Маша отошла в сторону, он решил, что она ушла, но сейчас ему было все равно, пусть как знает.

Ему вообще сейчас было все безразлично, плевать он хотел на всех, на весь мир; кроме безразличия и злости, он ничего не испытывал.

Его остро потянуло лечь — здесь, на берегу, лечь и лежать, не двигаясь, и пропади все пропадом.

Жвахин посидел, приходя в себя, дождался, пока злость утихнет, встал и направился к дому.

Он медленно брел, спотыкаясь и скользя на камнях. Некоторое время Маша шла в стороне, он слышал ее шаги, потом она приблизилась и молча взяла его под руку; до самого дома они не проронили ни слова. Жвахин морщился, кривил рот и пожевывал губу.

— Николай Сергеевич, я понимаю, вам постыло все, — сказала Маша. — Только вы знайте: вам горько, мне еще горше. Потому что ничем помочь не могу.

— Что ты… — возразил Жвахин. — Ты и так все делаешь.

— Я, если б могла, себе взяла бы, — Маша тяжело вздохнула, — только бы вас отпустило.

Он застыл, пораженный, звука не издал, потому что любое слово, он понимал, любой звук были бы ложью в сравнении с тем, что сказала она.

— Вам лечиться надо, — тихо сказала Маша.
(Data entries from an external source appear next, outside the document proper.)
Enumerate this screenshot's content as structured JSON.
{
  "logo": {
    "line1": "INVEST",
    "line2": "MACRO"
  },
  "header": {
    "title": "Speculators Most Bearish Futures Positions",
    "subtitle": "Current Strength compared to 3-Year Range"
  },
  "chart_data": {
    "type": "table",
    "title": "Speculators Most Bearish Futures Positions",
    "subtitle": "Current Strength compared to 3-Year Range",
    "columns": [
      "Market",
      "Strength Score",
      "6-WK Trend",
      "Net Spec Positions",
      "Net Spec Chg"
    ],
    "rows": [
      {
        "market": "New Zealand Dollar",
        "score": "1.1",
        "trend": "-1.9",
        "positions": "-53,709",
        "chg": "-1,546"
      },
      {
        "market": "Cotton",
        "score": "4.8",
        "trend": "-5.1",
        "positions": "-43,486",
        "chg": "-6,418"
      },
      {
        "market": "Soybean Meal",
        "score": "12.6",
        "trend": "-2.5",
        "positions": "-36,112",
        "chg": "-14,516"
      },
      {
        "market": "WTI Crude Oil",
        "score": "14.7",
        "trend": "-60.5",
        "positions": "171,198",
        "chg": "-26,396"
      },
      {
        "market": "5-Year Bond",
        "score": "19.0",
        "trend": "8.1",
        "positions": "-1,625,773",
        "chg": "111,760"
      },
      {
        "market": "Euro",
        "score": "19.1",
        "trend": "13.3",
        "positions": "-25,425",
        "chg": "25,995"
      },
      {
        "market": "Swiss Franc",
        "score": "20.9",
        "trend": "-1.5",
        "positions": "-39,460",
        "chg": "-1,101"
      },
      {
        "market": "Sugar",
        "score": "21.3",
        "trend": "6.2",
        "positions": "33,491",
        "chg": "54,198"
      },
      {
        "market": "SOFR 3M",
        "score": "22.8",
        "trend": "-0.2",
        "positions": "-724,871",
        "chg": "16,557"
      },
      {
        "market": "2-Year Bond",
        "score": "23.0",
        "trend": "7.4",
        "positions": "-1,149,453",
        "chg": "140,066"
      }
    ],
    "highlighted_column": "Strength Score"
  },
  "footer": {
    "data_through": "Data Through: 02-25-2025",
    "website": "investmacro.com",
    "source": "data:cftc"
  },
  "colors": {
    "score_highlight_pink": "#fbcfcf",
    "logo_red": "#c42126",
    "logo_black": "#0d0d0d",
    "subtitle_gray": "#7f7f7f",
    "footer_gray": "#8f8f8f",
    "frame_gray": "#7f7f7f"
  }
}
Они замолчали и больше не говорили, но и так было понятно, без слов: чтобы лечиться, надо уехать.

День шел за днем, ничего не менялось. Иногда накатывалась тоска, он старался не давать ей воли, но все чаще становилось невмоготу.

Все чаще не было сил терпеть, жгучая злость и досада ели поедом, резали по живому, надоела ему эта жизнь, опротивела — насквозь, до смерти.

В один из дней, когда они сидели на берегу, в небе раздался сильный, раскатистый удар, точно лопнул огромный шар: высоко над землей реактивный самолет прошел звуковой барьер.

За ударом, как нить за клубком, потянулся тугой, ровный гул. Жвахин представил, как стремительно и легко самолет идет вверх, будто скользит по натянутой через небо струне.

Все на свете, вся жизнь проходила мимо — мимо, мимо, стороной! — он даже взглядом проводить не мог. Пронизывающая, невыносимая тоска ударила в сердце, он чуть не задохнулся от нестерпимой боли; одуряющая черная ненависть сдавила голову, взбухала и теснила мысли.

«А-а, пропади оно пропадом», — подумал Жвахин, встал и неожиданно направился к морю.